Tuesday, November 21, 2017

Waterman's first screw-cap pen

While any collector who has been around for a while is familiar with Waterman's POC-series screw-cap eyedropper-fillers, few are acquainted with their much rarer precursors, the Chatelaine pens. The Chatelaines were barely mentioned in Waterman advertisements, though they are listed in the 1908 catalog, as seen here. The narrow raised barrel threads are every bit as prone to damage and wear as one might think, though the long section does help keep the writer's fingertips away -- just as well, since the cap is not furnished with an inner cap.


How late Waterman continued to offer the Chatelaine remains an open question. One might think that it would have been replaced by the better-designed POC, with its stronger threads and tight-sealing inner cap (the Chatelaine lacked an inner cap), and yet none of the early mentions of the POC include a ringtop version. The introduction date of the Chatelaine can be determined with rather more certainty, thanks to the article below from the American Stationer of August 20, 1904, p. 48:



Initially the Chatelaine was offered in only two sizes, 12 and 14. This was still the case at the time of the ad below, from the Ladies' Home Journal, June 1905, p. 23, though by the time the 1908 catalog had been compiled sizes 15, 16, 17, and 18 had been added.


These larger sizes seem outscale for hanging from a pin, yet examples survive. The pen below is a 17, and enormous.


At the other size extreme, I have had at least two or three slender 12 1/2 Chatelaines -- a size not mentioned in any source I have found to date. Not that Waterman was averse to mixing things up, as the pump-filling Chatelaine below indicates.
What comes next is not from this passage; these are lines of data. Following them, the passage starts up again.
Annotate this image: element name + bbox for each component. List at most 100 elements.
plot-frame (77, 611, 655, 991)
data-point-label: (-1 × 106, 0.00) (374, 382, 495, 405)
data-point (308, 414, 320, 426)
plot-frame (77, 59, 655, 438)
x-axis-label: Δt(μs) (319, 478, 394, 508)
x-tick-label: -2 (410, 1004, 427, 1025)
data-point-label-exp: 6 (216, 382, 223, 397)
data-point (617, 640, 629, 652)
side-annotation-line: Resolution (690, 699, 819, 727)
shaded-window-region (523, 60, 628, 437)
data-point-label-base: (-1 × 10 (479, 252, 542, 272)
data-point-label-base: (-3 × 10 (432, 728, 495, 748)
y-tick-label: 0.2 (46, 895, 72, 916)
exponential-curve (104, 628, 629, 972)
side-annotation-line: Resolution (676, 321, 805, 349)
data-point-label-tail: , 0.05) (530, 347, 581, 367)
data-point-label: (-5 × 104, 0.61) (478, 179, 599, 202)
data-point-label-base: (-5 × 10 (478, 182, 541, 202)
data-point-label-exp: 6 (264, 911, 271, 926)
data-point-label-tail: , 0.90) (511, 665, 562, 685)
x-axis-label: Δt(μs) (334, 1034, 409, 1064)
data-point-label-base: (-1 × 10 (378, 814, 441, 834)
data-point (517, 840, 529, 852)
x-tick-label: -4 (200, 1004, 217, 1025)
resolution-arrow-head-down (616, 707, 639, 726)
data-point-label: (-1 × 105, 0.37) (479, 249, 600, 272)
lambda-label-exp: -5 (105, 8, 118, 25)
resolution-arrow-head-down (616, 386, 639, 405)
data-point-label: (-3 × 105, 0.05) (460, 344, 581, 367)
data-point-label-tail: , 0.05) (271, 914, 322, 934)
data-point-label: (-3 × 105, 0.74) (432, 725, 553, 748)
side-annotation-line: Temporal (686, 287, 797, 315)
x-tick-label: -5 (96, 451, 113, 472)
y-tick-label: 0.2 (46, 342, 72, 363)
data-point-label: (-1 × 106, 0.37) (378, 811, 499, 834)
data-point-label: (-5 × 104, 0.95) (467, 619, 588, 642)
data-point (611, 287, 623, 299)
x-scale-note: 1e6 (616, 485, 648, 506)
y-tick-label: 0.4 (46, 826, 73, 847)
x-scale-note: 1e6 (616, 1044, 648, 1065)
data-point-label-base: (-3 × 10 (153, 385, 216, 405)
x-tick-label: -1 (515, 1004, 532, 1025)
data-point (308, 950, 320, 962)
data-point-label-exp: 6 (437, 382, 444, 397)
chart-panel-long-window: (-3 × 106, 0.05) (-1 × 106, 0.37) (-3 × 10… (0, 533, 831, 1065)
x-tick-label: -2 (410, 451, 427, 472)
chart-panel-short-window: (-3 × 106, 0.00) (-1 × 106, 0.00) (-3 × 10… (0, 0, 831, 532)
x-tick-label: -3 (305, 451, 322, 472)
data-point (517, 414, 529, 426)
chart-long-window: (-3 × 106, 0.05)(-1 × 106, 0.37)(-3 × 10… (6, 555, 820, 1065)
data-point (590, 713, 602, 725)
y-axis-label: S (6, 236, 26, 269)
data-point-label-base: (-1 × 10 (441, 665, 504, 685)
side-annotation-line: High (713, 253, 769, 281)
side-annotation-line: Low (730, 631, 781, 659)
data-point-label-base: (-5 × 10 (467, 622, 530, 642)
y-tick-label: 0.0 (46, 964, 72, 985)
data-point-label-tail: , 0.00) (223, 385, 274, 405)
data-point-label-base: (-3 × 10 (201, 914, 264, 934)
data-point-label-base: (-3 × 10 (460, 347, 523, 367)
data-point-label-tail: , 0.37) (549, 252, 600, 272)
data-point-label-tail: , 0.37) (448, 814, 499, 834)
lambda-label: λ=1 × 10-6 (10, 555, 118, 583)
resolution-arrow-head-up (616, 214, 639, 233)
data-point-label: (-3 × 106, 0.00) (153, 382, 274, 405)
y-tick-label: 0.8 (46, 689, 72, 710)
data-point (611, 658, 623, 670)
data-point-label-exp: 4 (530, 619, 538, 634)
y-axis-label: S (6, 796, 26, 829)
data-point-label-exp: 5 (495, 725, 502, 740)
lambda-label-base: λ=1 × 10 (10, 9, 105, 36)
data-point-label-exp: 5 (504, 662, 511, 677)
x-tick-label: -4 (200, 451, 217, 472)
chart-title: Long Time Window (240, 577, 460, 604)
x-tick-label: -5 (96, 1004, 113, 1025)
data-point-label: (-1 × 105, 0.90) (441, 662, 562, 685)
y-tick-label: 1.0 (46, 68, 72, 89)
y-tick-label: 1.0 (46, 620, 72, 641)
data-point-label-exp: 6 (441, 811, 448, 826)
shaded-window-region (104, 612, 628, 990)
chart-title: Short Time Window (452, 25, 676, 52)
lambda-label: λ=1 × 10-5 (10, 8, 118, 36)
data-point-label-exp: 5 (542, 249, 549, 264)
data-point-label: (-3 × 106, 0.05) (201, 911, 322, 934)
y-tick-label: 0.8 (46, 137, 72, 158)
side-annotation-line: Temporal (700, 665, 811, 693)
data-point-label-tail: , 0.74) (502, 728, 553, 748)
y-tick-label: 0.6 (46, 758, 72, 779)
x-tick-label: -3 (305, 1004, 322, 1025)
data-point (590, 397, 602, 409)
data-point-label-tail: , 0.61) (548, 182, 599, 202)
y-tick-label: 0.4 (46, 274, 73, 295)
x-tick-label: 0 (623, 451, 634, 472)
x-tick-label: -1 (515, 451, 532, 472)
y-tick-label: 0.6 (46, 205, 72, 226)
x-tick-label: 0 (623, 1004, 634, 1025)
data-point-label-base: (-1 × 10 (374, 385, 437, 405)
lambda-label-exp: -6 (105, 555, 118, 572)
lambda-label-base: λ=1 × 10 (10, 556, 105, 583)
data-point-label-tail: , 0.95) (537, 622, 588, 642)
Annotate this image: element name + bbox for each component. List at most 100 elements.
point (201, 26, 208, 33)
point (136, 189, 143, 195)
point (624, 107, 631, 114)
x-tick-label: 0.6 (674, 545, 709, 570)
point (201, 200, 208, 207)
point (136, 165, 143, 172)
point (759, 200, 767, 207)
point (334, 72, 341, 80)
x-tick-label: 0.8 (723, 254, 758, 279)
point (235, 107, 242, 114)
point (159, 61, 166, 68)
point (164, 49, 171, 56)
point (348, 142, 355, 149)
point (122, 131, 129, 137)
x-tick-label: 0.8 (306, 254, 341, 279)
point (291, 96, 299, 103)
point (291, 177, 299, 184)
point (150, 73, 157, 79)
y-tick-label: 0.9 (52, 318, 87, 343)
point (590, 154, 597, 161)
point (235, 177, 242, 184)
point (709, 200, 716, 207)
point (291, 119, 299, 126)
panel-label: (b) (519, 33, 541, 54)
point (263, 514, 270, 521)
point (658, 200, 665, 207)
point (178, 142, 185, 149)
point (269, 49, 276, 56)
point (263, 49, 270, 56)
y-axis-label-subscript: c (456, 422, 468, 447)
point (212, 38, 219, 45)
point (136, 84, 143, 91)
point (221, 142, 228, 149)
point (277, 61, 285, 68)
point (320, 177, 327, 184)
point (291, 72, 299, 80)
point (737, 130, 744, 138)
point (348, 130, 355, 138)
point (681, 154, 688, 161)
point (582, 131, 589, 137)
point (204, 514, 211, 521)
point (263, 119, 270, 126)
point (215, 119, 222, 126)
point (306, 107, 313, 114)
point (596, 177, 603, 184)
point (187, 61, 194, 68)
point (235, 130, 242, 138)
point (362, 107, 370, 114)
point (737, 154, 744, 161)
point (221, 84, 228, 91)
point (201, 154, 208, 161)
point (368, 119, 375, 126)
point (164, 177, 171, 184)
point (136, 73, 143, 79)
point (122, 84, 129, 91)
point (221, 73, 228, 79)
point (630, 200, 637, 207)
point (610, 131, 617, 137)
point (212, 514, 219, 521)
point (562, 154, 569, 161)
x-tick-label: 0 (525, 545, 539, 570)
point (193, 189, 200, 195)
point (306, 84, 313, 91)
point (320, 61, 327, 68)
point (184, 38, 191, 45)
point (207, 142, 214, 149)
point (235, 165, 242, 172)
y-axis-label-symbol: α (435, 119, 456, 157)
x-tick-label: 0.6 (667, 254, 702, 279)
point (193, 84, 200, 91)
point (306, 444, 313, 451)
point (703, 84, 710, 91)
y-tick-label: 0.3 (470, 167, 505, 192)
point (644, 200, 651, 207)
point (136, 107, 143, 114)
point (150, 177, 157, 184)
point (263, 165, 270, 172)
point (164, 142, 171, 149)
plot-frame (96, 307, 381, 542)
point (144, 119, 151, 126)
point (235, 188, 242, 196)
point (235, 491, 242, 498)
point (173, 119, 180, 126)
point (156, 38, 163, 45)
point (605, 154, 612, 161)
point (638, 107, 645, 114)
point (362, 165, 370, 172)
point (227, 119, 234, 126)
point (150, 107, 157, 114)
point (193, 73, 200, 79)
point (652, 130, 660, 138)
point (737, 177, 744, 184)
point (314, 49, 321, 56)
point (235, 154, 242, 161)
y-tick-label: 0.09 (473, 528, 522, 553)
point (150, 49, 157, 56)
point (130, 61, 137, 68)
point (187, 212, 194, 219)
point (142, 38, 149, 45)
I have never seen a Chatelaine in mottled or red hard rubber, though they are found both chased and smooth.

The Waterman POC

I've been meaning for some time to do a write-up on Waterman's Chatelaine series -- the company's first screw-cap pens, which appear almost as an afterthought in the big 1908 catalog but which were advertised at least as early as 1905. The recent appearance of a possibly unique factory-made man's screw-cap (8-size, with clip and without suspension ring) using Chatelaine components, however,  has raised the question of exactly when Waterman began offering screw-cap pens for pocket carry -- so here is a quick post about the introduction of the POC line.


After a bit of searching, I found the blurb shown above, which ran in the American Stationer of March 29, 1913 (vol. 73), p. 34. No mention of the line appears in earlier issues, and indeed mention is sporadic in following years as well. The standard tag line in Waterman advertisements remains "Regular, Safety and Self-Filling Types", with "Pocket" only occasionally included -- as in the ad below from Geyer's Stationer, February 18, 1915, p. 27.


The POC line was short-lived, at least under that name. With the 1917 change in Waterman's model numbering system, the "POC" suffix was dropped and "7" was added in the tens place. The 12 POC became the 72, the 15 POC became the 75, and so on. 


Although the POC suffix was always imprinted all in capital letters on the pens, in advertising it was typically rendered as "Poc." as shown above. Interestingly enough, the most common POC model shown in ads was the 412 POC with silver filigree overlay.

POC models haven't attracted a great deal of collector interest, yet they mark a turning point in the evolution of Waterman pen design. All subsequent Waterman pocket pen designs, no matter the filling system, followed the POC template, with a screw cap, inner cap, and flared section, while the older slip-cap models gradually disappeared from the lineup.